In secondo luogo la preferenza rende particolarmente costose le campagne elettorali infatti al potere di scelta assegnato al cittadino nel momento delle elezioni corrisponde evidentemente una competizione dei candidati con ogni mezzo di propaganda: la guerra dei manifesti assolutamente insensata, l’intasamento delle cassette postali, gli sprechi di cene, cocktail, porchettate, canti e suoni, telefonate, sms, ecc. con il risultato che un candidato medio spende in campagna elettorale una cifra che può raggiungere la metà o anche il totale dell’indennità netta cumulata che riceverà in tutto il futuro mandato (senza contare che la maggioranza dei candidati, naturalmente, non viene eletta).
Questo del costo della campagna non è un punto da sottovalutare, porprio in vista del rinnovo della classe dirigente: alle europee dove alla preferenza (fortunatamente plurima) si aggiunge la vastità delle circoscrizioni elettorali, nessun candidato potrebbe essere eletto se non disponesse di ingenti risorse finanziarie, con il risultato che possono diventare deputati europei o portavoce di cordate politico-finanziarie, o rampolli di famiglie ricche, certo nessuna persona "normale" sopratutto se giovane.

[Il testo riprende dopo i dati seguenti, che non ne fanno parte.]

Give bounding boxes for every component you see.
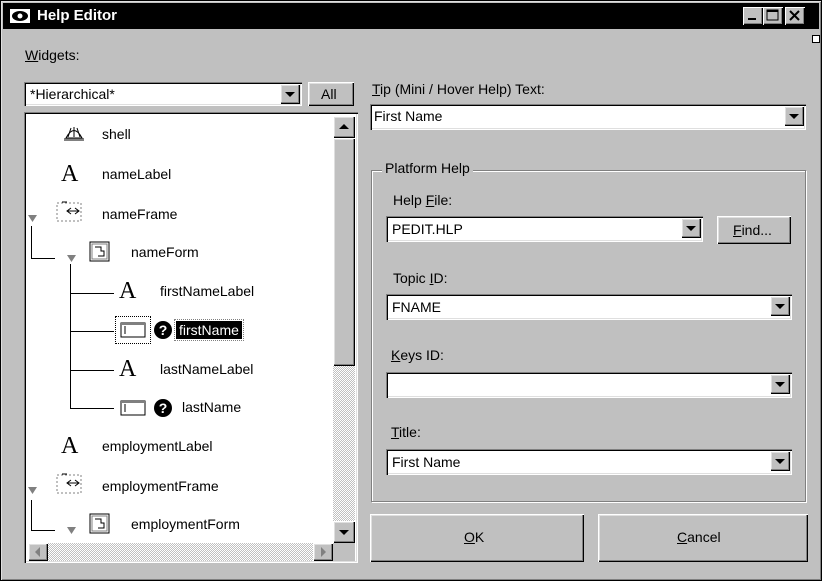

Per tutto quanto detto, chi considera la preferenza come un intoccabile moloch di democrazia o è in malafede, o è un integralista o semplicemente non conosce la realtà delle campagne elettorali che ho sopra accennato. Ragionamenti più attenti alla democrazia effettiva portano ad evidenziare che il problema non è la presenza o l’assenza della preferenza, ma i meccanismi di scelta della classe dirigente. In altre parole, ben sapendo che la democrazia non è un sistema perfetto, ma è il migliore possibile, o ci teniamo la preferenza o scegliamo sistemi senza preferenza, ma obblighiamo i partiti, magari con norme di legge e quindi obbligatorie ad adottare sistemi di individuazione delle candidature che siano chiari, partecipati e, fermo restando il diritto all’elettorato passivo, anche possibilmente in grado di individuare candidati preparati.

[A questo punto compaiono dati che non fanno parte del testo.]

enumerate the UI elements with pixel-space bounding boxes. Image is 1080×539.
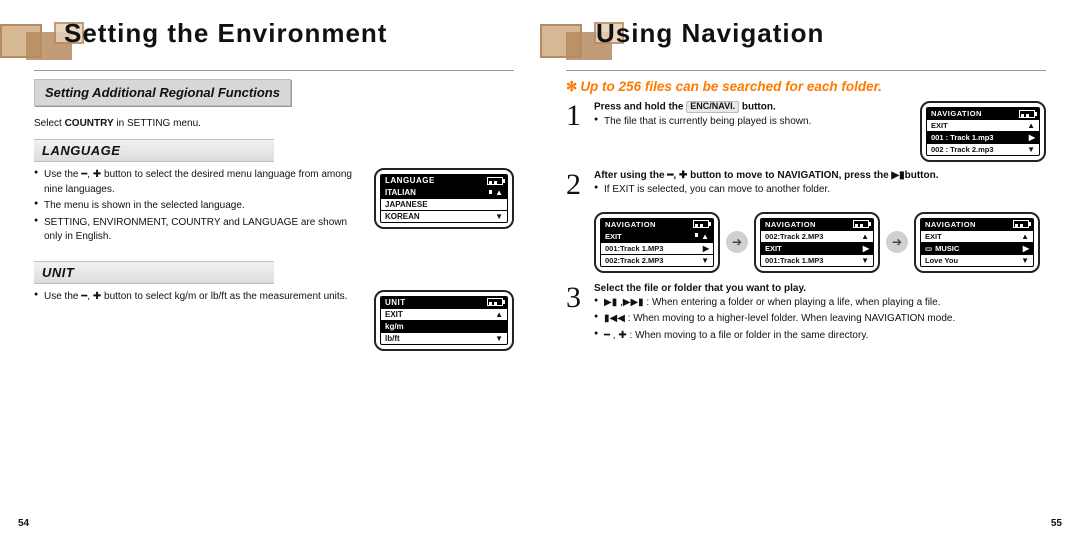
select-country-note: Select COUNTRY in SETTING menu. <box>34 118 514 129</box>
play-icon: ▶▮ <box>604 297 617 308</box>
note-bold: COUNTRY <box>65 118 114 129</box>
note-pre: Select <box>34 118 65 129</box>
enc-navi-button: ENC/NAVI. <box>686 101 739 113</box>
lcd-nav1: NAVIGATION EXIT▲ 001 : Track 1.mp3▶ 002 … <box>920 101 1046 162</box>
page-number-right: 55 <box>1051 518 1062 529</box>
minus-icon: ━ <box>81 291 87 302</box>
battery-icon <box>1019 110 1035 118</box>
title-wrap: Using Navigation <box>566 18 1046 64</box>
step1-b1: The file that is currently being played … <box>594 115 912 130</box>
manual-spread: Setting the Environment Setting Addition… <box>0 0 1080 539</box>
page-left: Setting the Environment Setting Addition… <box>0 0 540 539</box>
plus-icon: ✚ <box>618 330 626 341</box>
asterisk-icon: ✻ <box>566 79 577 94</box>
up-arrow-icon: ▲ <box>495 310 503 319</box>
title-rule <box>34 70 514 71</box>
page-title: Using Navigation <box>566 18 1046 49</box>
subhead-unit: UNIT <box>34 261 274 284</box>
battery-icon <box>487 177 503 185</box>
minus-icon: ━ <box>81 169 87 180</box>
steps: 1 Press and hold the ENC/NAVI. button. T… <box>566 101 1046 349</box>
down-arrow-icon: ▼ <box>495 334 503 343</box>
rwd-icon: ▮◀◀ <box>604 313 625 324</box>
page-right: Using Navigation ✻Up to 256 files can be… <box>540 0 1080 539</box>
lcd-language: LANGUAGE ITALIAN▲ JAPANESE KOREAN▼ <box>374 168 514 229</box>
language-bullets: Use the ━, ✚ button to select the desire… <box>34 168 364 245</box>
orange-callout: ✻Up to 256 files can be searched for eac… <box>566 79 1046 95</box>
title-wrap: Setting the Environment <box>34 18 514 64</box>
step-number: 2 <box>566 170 586 204</box>
ffwd-icon: ▶▶▮ <box>623 297 644 308</box>
step1-lead: Press and hold the ENC/NAVI. button. <box>594 101 912 113</box>
down-arrow-icon: ▼ <box>495 212 503 221</box>
up-arrow-icon: ▲ <box>495 188 503 197</box>
region-banner: Setting Additional Regional Functions <box>34 79 291 106</box>
step3-b3: ━ , ✚ : When moving to a file or folder … <box>594 329 1046 344</box>
screens-row: NAVIGATION EXIT▲ 001:Track 1.MP3▶ 002:Tr… <box>594 212 1046 273</box>
step-1: 1 Press and hold the ENC/NAVI. button. T… <box>566 101 1046 162</box>
step3-b2: ▮◀◀ : When moving to a higher-level fold… <box>594 312 1046 327</box>
subhead-language: LANGUAGE <box>34 139 274 162</box>
minus-icon: ━ <box>604 330 610 341</box>
unit-bullets: Use the ━, ✚ button to select kg/m or lb… <box>34 290 364 305</box>
title-rule <box>566 70 1046 71</box>
step-number: 1 <box>566 101 586 162</box>
play-icon: ▶▮ <box>891 170 904 181</box>
minus-icon: ━ <box>667 170 673 181</box>
lcd-nav-b: NAVIGATION 002:Track 2.MP3▲ EXIT▶ 001:Tr… <box>754 212 880 273</box>
step-3: 3 Select the file or folder that you wan… <box>566 283 1046 350</box>
lcd-nav-c: NAVIGATION EXIT▲ ▭MUSIC▶ Love You▼ <box>914 212 1040 273</box>
arrow-right-icon: ➔ <box>726 231 748 253</box>
step-number: 3 <box>566 283 586 350</box>
arrow-right-icon: ➔ <box>886 231 908 253</box>
step2-lead: After using the ━, ✚ button to move to N… <box>594 170 1046 181</box>
lang-b2: The menu is shown in the selected langua… <box>34 199 364 214</box>
step-2: 2 After using the ━, ✚ button to move to… <box>566 170 1046 204</box>
unit-block: Use the ━, ✚ button to select kg/m or lb… <box>34 290 514 351</box>
step3-b1: ▶▮ ,▶▶▮ : When entering a folder or when… <box>594 296 1046 311</box>
page-number-left: 54 <box>18 518 29 529</box>
lang-b3: SETTING, ENVIRONMENT, COUNTRY and LANGUA… <box>34 216 364 245</box>
plus-icon: ✚ <box>93 291 101 302</box>
unit-b1: Use the ━, ✚ button to select kg/m or lb… <box>34 290 364 305</box>
step2-b1: If EXIT is selected, you can move to ano… <box>594 183 1046 198</box>
step3-lead: Select the file or folder that you want … <box>594 283 1046 294</box>
lcd-nav-a: NAVIGATION EXIT▲ 001:Track 1.MP3▶ 002:Tr… <box>594 212 720 273</box>
note-post: in SETTING menu. <box>114 118 201 129</box>
plus-icon: ✚ <box>93 169 101 180</box>
lcd-unit: UNIT EXIT▲ kg/m lb/ft▼ <box>374 290 514 351</box>
language-block: Use the ━, ✚ button to select the desire… <box>34 168 514 251</box>
folder-icon: ▭ <box>925 244 932 253</box>
battery-icon <box>487 298 503 306</box>
lang-b1: Use the ━, ✚ button to select the desire… <box>34 168 364 197</box>
page-title: Setting the Environment <box>34 18 514 49</box>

Pertanto la preferenza non è intoccabile, ma ci vogliono garanzie riguardo la "democrazia interna" ai partiti e (voglio dire una bestialità) non guasterebbe anche riguardo la reale volontà di selezionare e rinnovare la classe dirigente.

Oggi in Italia i partiti né nel Centrodestra, né meno che mai nel Centrosinistra (la tormentata e incresciosa vicenda anche ternana delle “primarie” è raccapricciante) non sembrano affatto in grado di garantire il raggiungimento degli obiettivi esposti. Allora è meglio la preferenza, però retromarcia per retromarcia, forse è opportuno completare il ritorno indietro e rispolverare il sistema a preferenza plurima, perché la formazione di cordate di candidati crea comunque dei risparmi di spesa e lo stesso elettore potendo dare per esempio tre preferenze, non nel primo voto che è riservato ai "mister preferenza", ma nel secondo o nel terzo può darsi che dia anche il consenso a un candidato magari giovane e preparato, non c’è nessuna certezza che lo faccia davvero, ma la democrazia non è un sistema perfetto. L’avevo già detto?

Paolo Cianfoni

PS I referendum che stiamo per votare non hanno niente a che vedere con la reintroduzione della preferenza, ma ne parlerò più avanti.